Huck was critical of Bolsonaro's presidency, accusing Bolsonaro of 'inciting violence against women'.

== Personal life ==
Luciano Huck is married to the Brazilian television presenter, actress and singer Angélica Ksyvickis. They are parents of Joaquim, (born on March 8, 2005) Benício, (born on November 3, 2007) and Eva (born on September 25, 2012).

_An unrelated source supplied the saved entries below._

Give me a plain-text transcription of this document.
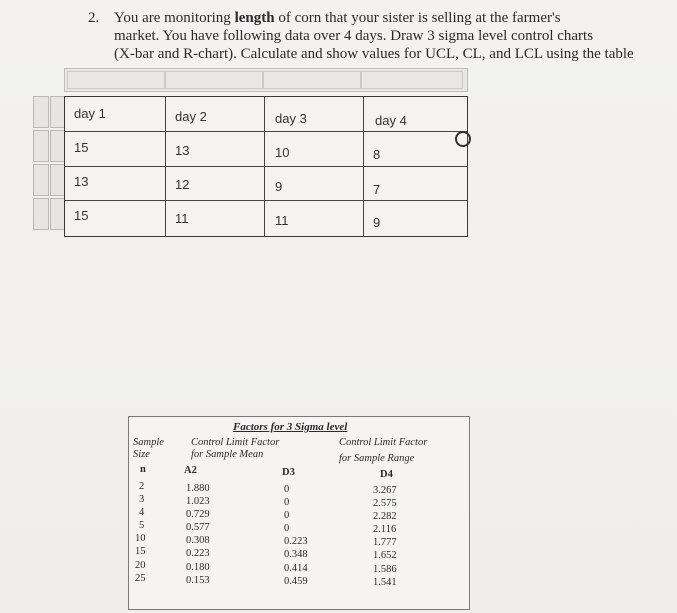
2. You are monitoring length of corn that your sister is selling at the farmer's
market. You have following data over 4 days. Draw 3 sigma level control charts
(X-bar and R-chart). Calculate and show values for UCL, CL, and LCL using the table
day 1	day 2	day 3	day 4
15	13	10	8
13	12	9	7
15	11	11	9
Factors for 3 Sigma level
Sample
Size
Control Limit Factor
for Sample Mean
Control Limit Factor
for Sample Range
n	A2	D3	D4
2	1.880	0	3.267
3	1.023	0	2.575
4	0.729	0	2.282
5	0.577	0	2.116
10	0.308	0.223	1.777
15	0.223	0.348	1.652
20	0.180	0.414	1.586
25	0.153	0.459	1.541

In May 2015, Huck, his wife and his three children were lightly injured after the plane they were travelling on crashed in the Pantanal region of the state of Mato Grosso do Sul.

== Filmography ==
=== Television ===

| Year | Title | Character | Note | TV channel |
|---|---|---|---|---|
| 1995 | Circulando | Columnist / Presenter |  | CNT Gazeta |
| 1996–2000 | Programa H | Presenter |  | Rede Bandeirantes |
| 2000–2021 | Caldeirão do Huck | Presenter |  | Rede Globo |
| 2004 | Cabocla | Xexeú | Special guest | Rede Globo |
| 2004 | Quebrando a Rotina | Presenter |  | Rede Globo |
| 2008 | Beleza Pura | Himself | Special Guest | Rede Globo |
| 2009 | Geral.com | Himself | Season 2 | Rede Globo |
| 2010 | As Cariocas | Augusto César | Episode: "A Traída da Barra" (Season 1, Episode 10) | Rede Globo |
| 2011 | Fina Estampa | Himself | Special Guest | Rede Globo |
| 2012 | Cheias de Charme | Himself | Special Guest | Rede Globo |
| 2013 | Amor à Vida | Himself | Special Guest | Rede Globo |
| 2014 | Now Generation | Himself | Special Guest | Rede Globo |
| 2017–present | Quem quer ser um milionário? | Presenter |  | Rede Globo |
| 2018 | The Wall | Presenter |  | Rede Globo |
| 2019 | Amor de Mãe | Himself | Special Guest | Rede Globo |
| 2021–present | Domingão com Huck | Presenter |  | Rede Globo |
| 2022 | Quanto Mais Vida, Melhor! | Himself | Special guest | Rede Globo |
| 2022–present | Acredite Em Quem Quiser | Presenter | Local version of To Tell The Truth | Rede Globo |
| 2023 | Vai na Fé | Himself | Special Guest | Rede Globo |
| 2024 | Família é Tudo | Himself | Special Guest | Rede Globo |

=== Film ===

| Year | Title | Role |
|---|---|---|
| 1999 | Xuxa Requebra | Presenter |
| 2001 | Xuxa e os Duendes | Tomate |
| 2004 | Um Show de Verão | Marcelo |
| 2005 | Turma da Mônica em Cine Gibi | Himself |
| 2009 | Xuxa em O Mistério de Feiurinha | Rapunzel's prince |
| 2010 | Tangled | Flynn Rider (Brazilian dub) |
| 2011 | Breaking the Taboo | Himself |
| 2014 | Na Quebrada | Himself |
| 2015 | Até Que A Sorte Nos Separe 3: A Falência Final | Himself |

== Awards ==
Huck received the Prêmio Extra de Televisão award for Best TV Host for 8 consecutive years (2013, 2012, 2011, 2010, 2009, 2008, 2007 and 2006), an accolade organized by Rio de Janeiro newspaper Extra, and it is similar to the People's Choice Awards.

Caldeirão do Huck also received the same award as Best Variety Show for 9 years (2011, 2010, 2009, 2008, 2007, 2006, 2005, 2004 and 2003), including an Outstanding Award for the feature Soletrando (a type of spelling bee) in 2007.